En gros, la metformine peut être administrée à la dose complète chez les patients dont le DFG est ≥45 et diminuée de moitié chez ceux dont le DFG est <45. L’utilisation d’une SU varie en présence de MRC. La prudence s’impose lorsqu’on prescrit du glyburide à des patients dont le taux de DFG est <50, et l’on doit mettre fin au traitement lorsqu’il chute sous le seuil de 30. Les autres SU semblent plus sûres en présence de MRC, et le gliclazide peut être utilisé jusqu’à un DFG de 15, alors que le répaglinide peut être utilisé sans égard à l’état de la fonction rénale, y compris chez les patients en dialyse.

Les thiazolidinediones ne sont pas largement utilisées en raison de leur profil d’effets indésirables, souligne le Dr Yale; si elles sont utilisées en présence de MRC, la prudence s’impose chez le patient dont le DFG est <30.

Pour ce qui est des inhibiteurs de la DPP-4, la sitagliptine s’accumule lorsque la fonction rénale se détériore. Pour contrer cet effet, il est recommandé de ramener la dose standard à 50 mg chez les patients dont le taux de DFG se situe entre 30 et 50 et à 25 mg chez les patients dont le taux de DFG chute sous le seuil de 30. La saxagliptine n’est pas indiquée chez les patients dont le DFG est <15, mais elle peut être utilisée à une dose moindre – 2,5 mg – dans les cas où le DFG se situe entre 15 et <60. La linagliptine, pour sa part, est indiquée en présence d’un DFG <15 sans ajustement posologique. Aucune étude ou presque n’a été réalisée sur les agonistes du GLP-1 injectables chez des patients atteints d’insuffisance rénale, de sorte que ni le liraglutide ni l’exénatide ne sont approuvés pour utilisation en présence d’un DFG <50.

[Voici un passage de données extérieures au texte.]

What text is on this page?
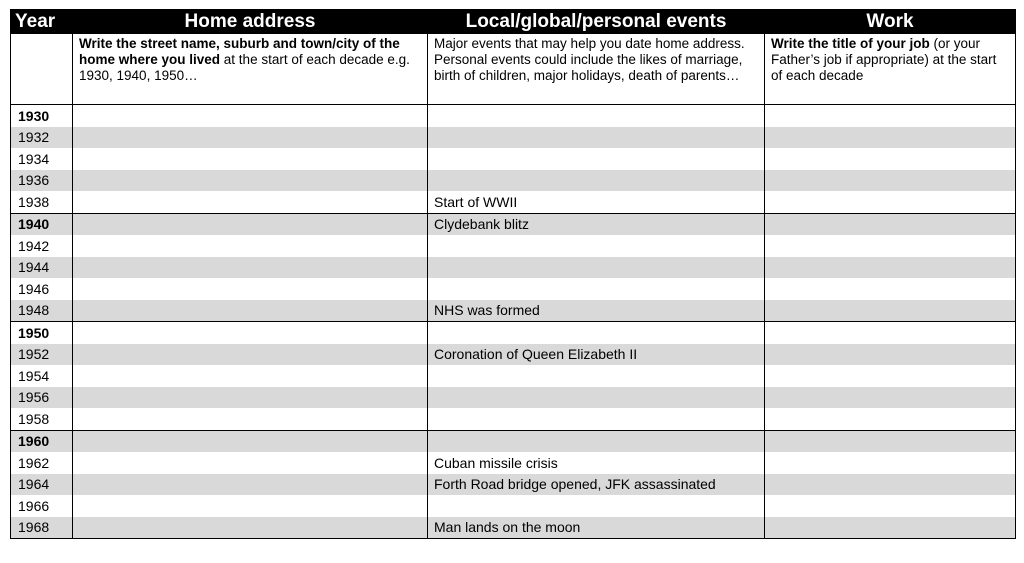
Year	Home address	Local/global/personal events	Work
	Write the street name, suburb and town/city of the home where you lived at the start of each decade e.g. 1930, 1940, 1950…	Major events that may help you date home address. Personal events could include the likes of marriage, birth of children, major holidays, death of parents…	Write the title of your job (or your Father’s job if appropriate) at the start of each decade
1930			
1932			
1934			
1936			
1938		Start of WWII	
1940		Clydebank blitz	
1942			
1944			
1946			
1948		NHS was formed	
1950			
1952		Coronation of Queen Elizabeth II	
1954			
1956			
1958			
1960			
1962		Cuban missile crisis	
1964		Forth Road bridge opened, JFK assassinated	
1966			
1968		Man lands on the moon	
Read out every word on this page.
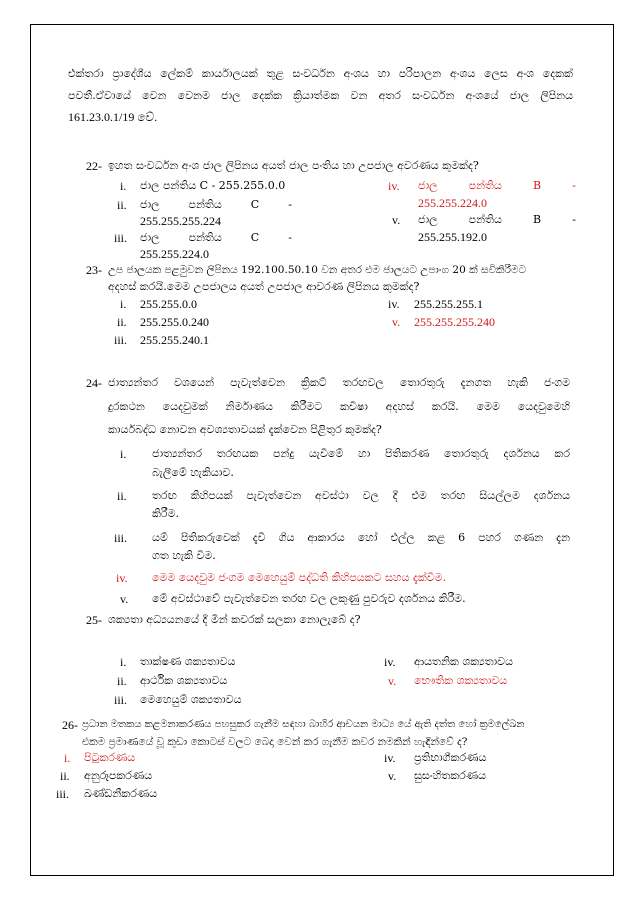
එක්තරා ප්‍රාදේශීය ලේකම් කාර්යාලයක් තුළ සංවර්ධන අංශය හා පරිපාලන අංශය ලෙස අංශ දෙකක්
පවතී.ඒවායේ වෙන වෙනම ජාල දෙක්ක ක්‍රියාත්මක වන අතර සංවර්ධන අංශයේ ජාල ලිපිනය
161.23.0.1/19 වේ.
22- ඉහත සංවර්ධන අංශ ජාල ලිපිනය අයත් ජාල පංතිය හා උපජාල අවරණය කුමක්ද?
i. ජාල පන්තිය C - 255.255.0.0
ii. ජාල පන්තිය C -
255.255.255.224
iii. ජාල පන්තිය C -
255.255.224.0
iv. ජාල පන්තිය B -
255.255.224.0
v. ජාල පන්තිය B -
255.255.192.0
23- උප ජාලයක පළමුවන ලිපිනය 192.100.50.10 වන අතර එම ජාලයට උපාංග 20 ක් සවිකිරීමට
අදහස් කරයි.මෙම උපජාලය අයත් උපජාල ආවරණ ලිපිනය කුමක්ද?
i. 255.255.0.0
ii. 255.255.0.240
iii. 255.255.240.1
iv. 255.255.255.1
v. 255.255.255.240
24- ජාත්‍යන්තර වශයෙන් පැවැත්වෙන ක්‍රිකට් තරඟවල තොරතුරු දැනගත හැකි ජංගම
දුරකථන යෙදවුමක් නිර්මාණය කිරීමට කවීෂා අදහස් කරයි. මෙම යෙදවුමෙහි
කාර්යබද්ධ නොවන අවශ්‍යතාවයක් දැක්වෙන පිළිතුර කුමක්ද?
i. ජාත්‍යන්තර තරඟයක පන්දු යැවීමේ හා පිතිකරණ තොරතුරු දර්ශනය කර
බැලීමේ හැකියාව.
ii. තරඟ කිහිපයක් පැවැත්වෙන අවස්ථා වල දී එම තරඟ සියල්ලම දර්ශනය
කිරීම.
iii. යම් පිතිකරුවෙක් දැවී ගිය ආකාරය හෝ එල්ල කළ 6 පහර ගණන දැන
ගත හැකි වීම.
iv. මෙම යෙදවුම ජංගම මෙහෙයුම් පද්ධති කිහිපයකට සහය දැක්වීම.
v. මේ අවස්ථාවේ පැවැත්වෙන තරඟ වල ලකුණු පුවරුව දර්ශනය කිරීම.
25- ශක්‍යතා අධ්‍යයනයේ දී මින් කවරක් සලකා නොලැබේ ද?
i. තාක්ෂණ ශක්‍යතාවය
ii. ආර්ථික ශක්‍යතාවය
iii. මෙහෙයුම් ශක්‍යතාවය
iv. ආයතනික ශක්‍යතාවය
v. භෞතික ශක්‍යතාවය
26- ප්‍රධාන මතකය කළමනාකරණය පහසුකර ගැනීම සඳහා බාහිර ආචයන මාධ්‍ය යේ ඇති දත්ත හෝ ක්‍රමලේඛන
එකම ප්‍රමාණයේ වූ කුඩා කොටස් වලට බෙදා වෙන් කර ගැනීම කවර නමකින් හැඳින්වේ ද?
i. පිටුකරණය
ii. අනුරූපකරණය
iii. ඛණ්ඩනීකරණය
iv. ප්‍රතිභාගීකරණය
v. සුසංහිතකරණය
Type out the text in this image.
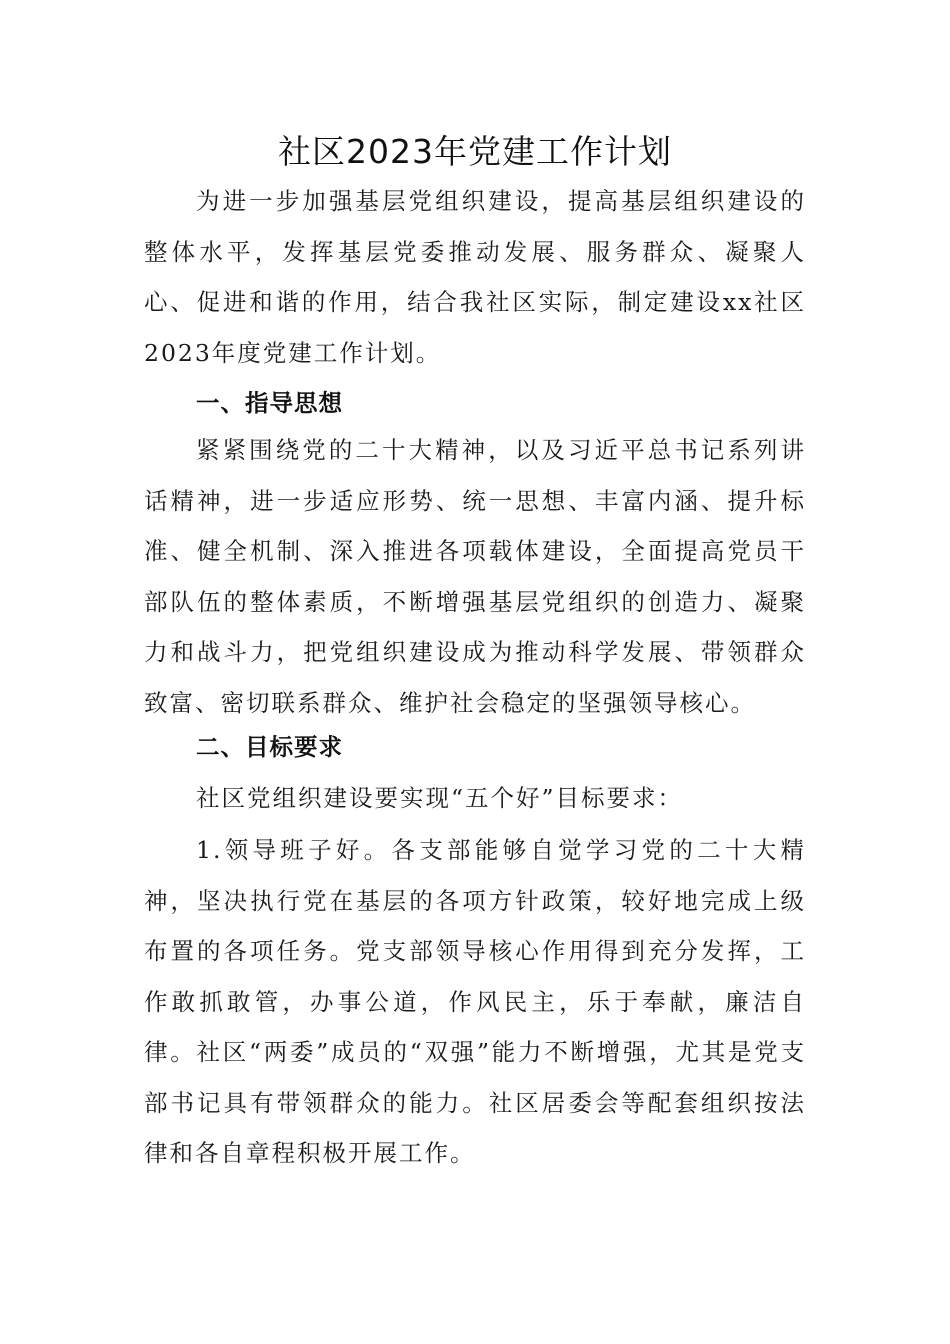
社区2023年党建工作计划

为进一步加强基层党组织建设，提高基层组织建设的整体水平，发挥基层党委推动发展、服务群众、凝聚人心、促进和谐的作用，结合我社区实际，制定建设xx社区2023年度党建工作计划。

一、指导思想

紧紧围绕党的二十大精神，以及习近平总书记系列讲话精神，进一步适应形势、统一思想、丰富内涵、提升标准、健全机制、深入推进各项载体建设，全面提高党员干部队伍的整体素质，不断增强基层党组织的创造力、凝聚力和战斗力，把党组织建设成为推动科学发展、带领群众致富、密切联系群众、维护社会稳定的坚强领导核心。

二、目标要求

社区党组织建设要实现“五个好”目标要求：

1.领导班子好。各支部能够自觉学习党的二十大精神，坚决执行党在基层的各项方针政策，较好地完成上级布置的各项任务。党支部领导核心作用得到充分发挥，工作敢抓敢管，办事公道，作风民主，乐于奉献，廉洁自律。社区“两委”成员的“双强”能力不断增强，尤其是党支部书记具有带领群众的能力。社区居委会等配套组织按法律和各自章程积极开展工作。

Enfin, chaque inhibiteur du SGLT2 est utilisé différemment chez les patients atteints de MRC, comme en témoigne leur monographie respective. «L’insuline peut bien sûr être utilisée sans égard à la sévérité de l’insuffisance rénale, mais nous avons plus de flexibilité qu’avant, ne serait-ce qu’il y a 2 ans, parce qu’il y a maintenant des patients en dialyse chez qui nous ne sommes plus limités à l’insuline», conclut le Dr Yale.

Résumé

Dans les nouvelles recommandations qu’elle a publiées en avril 2013, l’Association canadienne du diabète recommande toujours la metformine dans le traitement de première intention du DT2. Par la suite, le médecin doit personnaliser le traitement d’après l’ancienneté de la maladie, la comorbidité et l’espérance de vie. La MRC est au nombre des maladies concomitantes qui compliquent le traitement du DT2 du fait que les antihyperglycémiants ne sont pas tous indiqués en présence d’une fonction rénale en déclin et que les antidiabétiques d’une même classe ne sont pas tous recommandés de la même façon. Il est donc important de savoir quels agents on peut utiliser selon l’état de la fonction rénale du patient et de suivre les indications approuvées.